Of the twenty some instances of individual healings, half include an explicit reference to faith.  It seems clear that Jesus paid attention to the whole person.  He intended to relate not just to physical illness but the spiritual needs of the individual.

It also seems Jesus did not want to be known as a physical healer.  Often Jesus explicitly instructed the persons he cured not to tell anyone.
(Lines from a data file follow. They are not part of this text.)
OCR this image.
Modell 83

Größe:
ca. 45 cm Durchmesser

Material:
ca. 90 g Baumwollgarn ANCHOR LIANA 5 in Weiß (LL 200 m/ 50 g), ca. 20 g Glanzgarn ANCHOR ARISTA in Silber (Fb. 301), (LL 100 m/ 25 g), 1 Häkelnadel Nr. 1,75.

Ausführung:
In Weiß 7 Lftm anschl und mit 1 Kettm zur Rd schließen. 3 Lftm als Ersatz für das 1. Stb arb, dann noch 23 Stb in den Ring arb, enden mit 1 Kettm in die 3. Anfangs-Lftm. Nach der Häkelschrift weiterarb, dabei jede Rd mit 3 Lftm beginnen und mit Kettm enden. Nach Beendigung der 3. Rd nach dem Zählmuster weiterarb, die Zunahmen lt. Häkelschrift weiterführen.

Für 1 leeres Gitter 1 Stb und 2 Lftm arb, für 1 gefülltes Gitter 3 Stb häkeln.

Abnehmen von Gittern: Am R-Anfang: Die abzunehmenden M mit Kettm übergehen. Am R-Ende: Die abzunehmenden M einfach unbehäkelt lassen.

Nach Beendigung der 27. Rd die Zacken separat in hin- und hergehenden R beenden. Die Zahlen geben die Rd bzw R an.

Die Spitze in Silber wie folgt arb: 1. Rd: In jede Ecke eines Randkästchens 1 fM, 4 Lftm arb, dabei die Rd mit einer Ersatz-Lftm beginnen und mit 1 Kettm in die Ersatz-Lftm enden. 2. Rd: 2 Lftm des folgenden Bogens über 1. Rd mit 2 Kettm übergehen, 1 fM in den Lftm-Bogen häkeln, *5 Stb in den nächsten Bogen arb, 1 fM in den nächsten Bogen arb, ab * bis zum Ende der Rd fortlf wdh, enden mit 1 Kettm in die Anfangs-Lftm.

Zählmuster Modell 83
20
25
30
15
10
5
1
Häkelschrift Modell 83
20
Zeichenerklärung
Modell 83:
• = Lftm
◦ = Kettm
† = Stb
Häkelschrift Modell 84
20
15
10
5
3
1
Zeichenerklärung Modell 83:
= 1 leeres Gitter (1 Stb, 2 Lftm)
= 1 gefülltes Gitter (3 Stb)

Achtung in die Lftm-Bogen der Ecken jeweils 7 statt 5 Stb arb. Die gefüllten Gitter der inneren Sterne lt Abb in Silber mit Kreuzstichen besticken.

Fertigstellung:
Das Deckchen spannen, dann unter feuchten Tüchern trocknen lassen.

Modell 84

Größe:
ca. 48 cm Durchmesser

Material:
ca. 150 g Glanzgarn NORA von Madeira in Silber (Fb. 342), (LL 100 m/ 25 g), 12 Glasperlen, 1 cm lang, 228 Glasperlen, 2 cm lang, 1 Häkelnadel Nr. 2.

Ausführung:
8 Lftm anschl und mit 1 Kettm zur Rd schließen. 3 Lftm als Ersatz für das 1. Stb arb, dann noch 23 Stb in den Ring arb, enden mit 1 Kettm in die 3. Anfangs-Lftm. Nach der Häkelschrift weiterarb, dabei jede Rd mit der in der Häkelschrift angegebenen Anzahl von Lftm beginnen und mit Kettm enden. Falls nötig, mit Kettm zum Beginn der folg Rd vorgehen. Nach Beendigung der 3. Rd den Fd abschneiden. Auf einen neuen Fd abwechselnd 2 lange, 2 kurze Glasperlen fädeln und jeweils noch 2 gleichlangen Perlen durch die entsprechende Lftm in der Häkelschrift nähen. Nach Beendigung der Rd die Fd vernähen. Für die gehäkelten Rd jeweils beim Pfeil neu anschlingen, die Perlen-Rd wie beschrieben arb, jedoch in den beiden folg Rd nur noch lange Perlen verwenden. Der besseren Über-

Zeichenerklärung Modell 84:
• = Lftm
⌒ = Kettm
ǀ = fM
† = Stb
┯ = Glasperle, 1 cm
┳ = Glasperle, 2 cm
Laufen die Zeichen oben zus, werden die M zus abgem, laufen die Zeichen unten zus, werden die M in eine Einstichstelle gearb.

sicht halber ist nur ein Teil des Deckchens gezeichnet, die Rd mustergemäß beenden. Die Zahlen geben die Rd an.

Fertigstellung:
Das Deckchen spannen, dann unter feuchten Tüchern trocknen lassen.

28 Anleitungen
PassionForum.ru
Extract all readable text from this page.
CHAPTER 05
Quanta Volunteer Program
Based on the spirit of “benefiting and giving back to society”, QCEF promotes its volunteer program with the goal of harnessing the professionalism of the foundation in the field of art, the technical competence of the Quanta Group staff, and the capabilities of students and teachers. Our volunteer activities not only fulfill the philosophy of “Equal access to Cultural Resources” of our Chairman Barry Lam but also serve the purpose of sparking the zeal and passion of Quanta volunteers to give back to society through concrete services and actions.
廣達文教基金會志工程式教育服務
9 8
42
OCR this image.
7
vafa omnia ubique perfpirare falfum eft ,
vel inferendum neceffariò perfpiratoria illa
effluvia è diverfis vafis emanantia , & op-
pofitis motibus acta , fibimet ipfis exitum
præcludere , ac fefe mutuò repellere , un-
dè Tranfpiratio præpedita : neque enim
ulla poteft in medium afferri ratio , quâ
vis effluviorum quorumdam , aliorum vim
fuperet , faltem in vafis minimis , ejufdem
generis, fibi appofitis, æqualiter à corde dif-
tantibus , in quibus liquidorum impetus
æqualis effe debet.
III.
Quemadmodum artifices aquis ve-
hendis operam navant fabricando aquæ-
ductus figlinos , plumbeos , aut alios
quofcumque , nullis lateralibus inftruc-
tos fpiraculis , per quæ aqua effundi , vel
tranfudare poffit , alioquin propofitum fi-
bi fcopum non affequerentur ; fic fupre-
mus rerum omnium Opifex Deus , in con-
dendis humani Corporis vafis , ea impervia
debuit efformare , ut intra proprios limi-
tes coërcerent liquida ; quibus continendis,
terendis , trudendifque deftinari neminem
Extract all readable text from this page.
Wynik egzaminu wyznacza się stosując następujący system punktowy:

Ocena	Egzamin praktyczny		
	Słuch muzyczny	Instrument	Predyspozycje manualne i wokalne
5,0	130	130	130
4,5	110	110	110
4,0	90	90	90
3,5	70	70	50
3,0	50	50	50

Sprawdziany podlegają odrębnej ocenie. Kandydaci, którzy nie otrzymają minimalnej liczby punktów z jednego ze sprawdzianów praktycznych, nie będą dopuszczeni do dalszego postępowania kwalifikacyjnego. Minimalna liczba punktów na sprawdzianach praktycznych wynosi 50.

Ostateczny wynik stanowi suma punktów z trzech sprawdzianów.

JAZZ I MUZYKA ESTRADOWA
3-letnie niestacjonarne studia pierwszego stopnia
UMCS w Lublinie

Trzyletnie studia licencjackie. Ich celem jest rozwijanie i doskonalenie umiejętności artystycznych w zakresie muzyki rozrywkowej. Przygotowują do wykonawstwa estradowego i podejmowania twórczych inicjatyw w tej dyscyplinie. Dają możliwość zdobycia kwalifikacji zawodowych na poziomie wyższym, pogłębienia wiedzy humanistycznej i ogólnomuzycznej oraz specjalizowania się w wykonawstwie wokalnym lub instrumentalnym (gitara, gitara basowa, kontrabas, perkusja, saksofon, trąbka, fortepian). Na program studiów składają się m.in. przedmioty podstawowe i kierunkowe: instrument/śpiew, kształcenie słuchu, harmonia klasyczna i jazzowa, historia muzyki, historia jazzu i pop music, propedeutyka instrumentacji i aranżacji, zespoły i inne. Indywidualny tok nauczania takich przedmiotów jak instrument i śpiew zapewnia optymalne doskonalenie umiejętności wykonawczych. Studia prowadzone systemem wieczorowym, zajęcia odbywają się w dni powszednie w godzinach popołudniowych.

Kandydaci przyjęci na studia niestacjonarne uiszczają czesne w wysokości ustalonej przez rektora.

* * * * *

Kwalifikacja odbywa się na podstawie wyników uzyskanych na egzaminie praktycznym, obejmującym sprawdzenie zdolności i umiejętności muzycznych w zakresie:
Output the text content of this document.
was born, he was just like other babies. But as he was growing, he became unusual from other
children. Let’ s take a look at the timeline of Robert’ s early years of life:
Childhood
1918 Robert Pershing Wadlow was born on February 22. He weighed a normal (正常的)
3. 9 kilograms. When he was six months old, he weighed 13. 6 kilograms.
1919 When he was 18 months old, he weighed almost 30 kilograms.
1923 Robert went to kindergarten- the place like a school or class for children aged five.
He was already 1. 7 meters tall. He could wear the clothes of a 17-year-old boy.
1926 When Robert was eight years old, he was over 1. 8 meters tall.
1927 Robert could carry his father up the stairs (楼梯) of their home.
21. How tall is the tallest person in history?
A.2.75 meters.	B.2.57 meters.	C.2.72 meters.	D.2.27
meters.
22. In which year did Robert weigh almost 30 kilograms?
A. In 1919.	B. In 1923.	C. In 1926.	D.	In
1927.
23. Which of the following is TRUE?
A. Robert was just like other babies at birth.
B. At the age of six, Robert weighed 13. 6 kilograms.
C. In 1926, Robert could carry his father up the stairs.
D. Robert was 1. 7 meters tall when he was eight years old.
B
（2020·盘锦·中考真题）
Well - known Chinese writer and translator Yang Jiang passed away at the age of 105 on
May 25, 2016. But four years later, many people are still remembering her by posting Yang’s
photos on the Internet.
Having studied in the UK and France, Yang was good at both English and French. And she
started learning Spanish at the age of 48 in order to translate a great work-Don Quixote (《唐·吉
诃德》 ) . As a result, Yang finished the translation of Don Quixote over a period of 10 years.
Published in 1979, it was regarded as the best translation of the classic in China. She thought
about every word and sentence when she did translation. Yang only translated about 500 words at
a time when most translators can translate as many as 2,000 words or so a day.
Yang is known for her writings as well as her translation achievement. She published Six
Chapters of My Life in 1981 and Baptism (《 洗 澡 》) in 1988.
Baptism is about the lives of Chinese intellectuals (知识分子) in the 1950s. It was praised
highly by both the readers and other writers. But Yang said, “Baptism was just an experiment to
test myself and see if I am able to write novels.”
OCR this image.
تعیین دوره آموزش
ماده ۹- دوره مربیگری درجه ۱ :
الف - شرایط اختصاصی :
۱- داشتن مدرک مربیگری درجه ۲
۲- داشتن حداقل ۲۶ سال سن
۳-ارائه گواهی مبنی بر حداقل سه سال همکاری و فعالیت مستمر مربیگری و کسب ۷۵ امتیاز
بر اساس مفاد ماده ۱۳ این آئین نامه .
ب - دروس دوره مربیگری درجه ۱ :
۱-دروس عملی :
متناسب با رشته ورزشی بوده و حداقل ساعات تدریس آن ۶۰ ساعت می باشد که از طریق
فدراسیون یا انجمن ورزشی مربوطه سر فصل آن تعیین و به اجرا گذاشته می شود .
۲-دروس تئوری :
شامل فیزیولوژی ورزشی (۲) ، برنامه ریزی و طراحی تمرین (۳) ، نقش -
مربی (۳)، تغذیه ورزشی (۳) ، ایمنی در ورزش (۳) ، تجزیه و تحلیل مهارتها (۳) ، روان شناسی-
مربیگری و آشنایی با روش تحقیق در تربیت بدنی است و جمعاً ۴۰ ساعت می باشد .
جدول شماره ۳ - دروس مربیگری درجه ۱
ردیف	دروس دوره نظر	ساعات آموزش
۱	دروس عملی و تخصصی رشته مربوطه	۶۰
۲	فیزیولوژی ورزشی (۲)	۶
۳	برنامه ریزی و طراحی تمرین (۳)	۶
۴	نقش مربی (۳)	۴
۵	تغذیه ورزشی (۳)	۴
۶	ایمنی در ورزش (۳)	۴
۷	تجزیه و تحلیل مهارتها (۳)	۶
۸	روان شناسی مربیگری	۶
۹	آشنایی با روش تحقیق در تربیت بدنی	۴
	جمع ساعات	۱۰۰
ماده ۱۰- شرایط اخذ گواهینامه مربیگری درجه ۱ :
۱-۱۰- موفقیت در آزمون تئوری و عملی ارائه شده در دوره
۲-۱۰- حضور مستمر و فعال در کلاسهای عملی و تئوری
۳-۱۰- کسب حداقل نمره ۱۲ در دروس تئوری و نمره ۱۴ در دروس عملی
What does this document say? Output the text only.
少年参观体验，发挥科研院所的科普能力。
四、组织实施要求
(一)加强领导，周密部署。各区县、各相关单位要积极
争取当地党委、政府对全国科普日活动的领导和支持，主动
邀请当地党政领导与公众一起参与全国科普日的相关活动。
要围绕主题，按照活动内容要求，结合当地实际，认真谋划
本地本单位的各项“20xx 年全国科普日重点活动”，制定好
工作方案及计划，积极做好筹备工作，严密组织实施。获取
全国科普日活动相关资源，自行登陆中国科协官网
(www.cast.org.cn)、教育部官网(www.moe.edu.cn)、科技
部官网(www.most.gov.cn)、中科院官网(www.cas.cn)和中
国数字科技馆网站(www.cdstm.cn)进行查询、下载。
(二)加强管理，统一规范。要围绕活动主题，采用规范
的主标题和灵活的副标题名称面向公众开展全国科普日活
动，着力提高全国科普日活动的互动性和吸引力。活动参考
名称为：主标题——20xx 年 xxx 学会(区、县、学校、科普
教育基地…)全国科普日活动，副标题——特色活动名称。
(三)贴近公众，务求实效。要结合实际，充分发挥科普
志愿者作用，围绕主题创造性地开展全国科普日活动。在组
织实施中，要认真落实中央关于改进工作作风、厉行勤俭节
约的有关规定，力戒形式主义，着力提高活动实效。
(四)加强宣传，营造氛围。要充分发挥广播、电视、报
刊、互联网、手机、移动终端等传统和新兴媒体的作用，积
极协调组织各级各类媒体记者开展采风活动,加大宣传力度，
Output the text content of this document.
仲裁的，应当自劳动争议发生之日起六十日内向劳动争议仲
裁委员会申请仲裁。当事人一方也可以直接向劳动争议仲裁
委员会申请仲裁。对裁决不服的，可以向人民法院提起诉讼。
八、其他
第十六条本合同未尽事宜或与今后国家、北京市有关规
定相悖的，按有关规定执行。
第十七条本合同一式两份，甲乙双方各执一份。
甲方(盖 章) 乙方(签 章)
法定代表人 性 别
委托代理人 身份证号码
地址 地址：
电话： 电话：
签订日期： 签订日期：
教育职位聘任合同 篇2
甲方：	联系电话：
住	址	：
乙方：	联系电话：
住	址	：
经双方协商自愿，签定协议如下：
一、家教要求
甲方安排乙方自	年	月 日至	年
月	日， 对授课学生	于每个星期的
That seems strange.  Jesus came as the Messiah to announce and to implement God’s plan of salvation.  Why would he restrict the means of getting the message out?  It seems he did not want to  be known as a physical healer, a kind of wonder worker.  Rather he wanted people to come to him with faith, faith in his power to save.

That same Jesus is still among us with that same power to save.  Very often we may ask in our prayers for physical healing either for ourselves or for loved ones.  There is nothing wrong with that as long as we attach that very important phrase to our petition that Jesus taught us when he prayer in Gethsemane.  “Let it be done as you, not I, would have it.” And we must keep in mind that the most important healing we need is a spiritual healing, a freeing from our sins.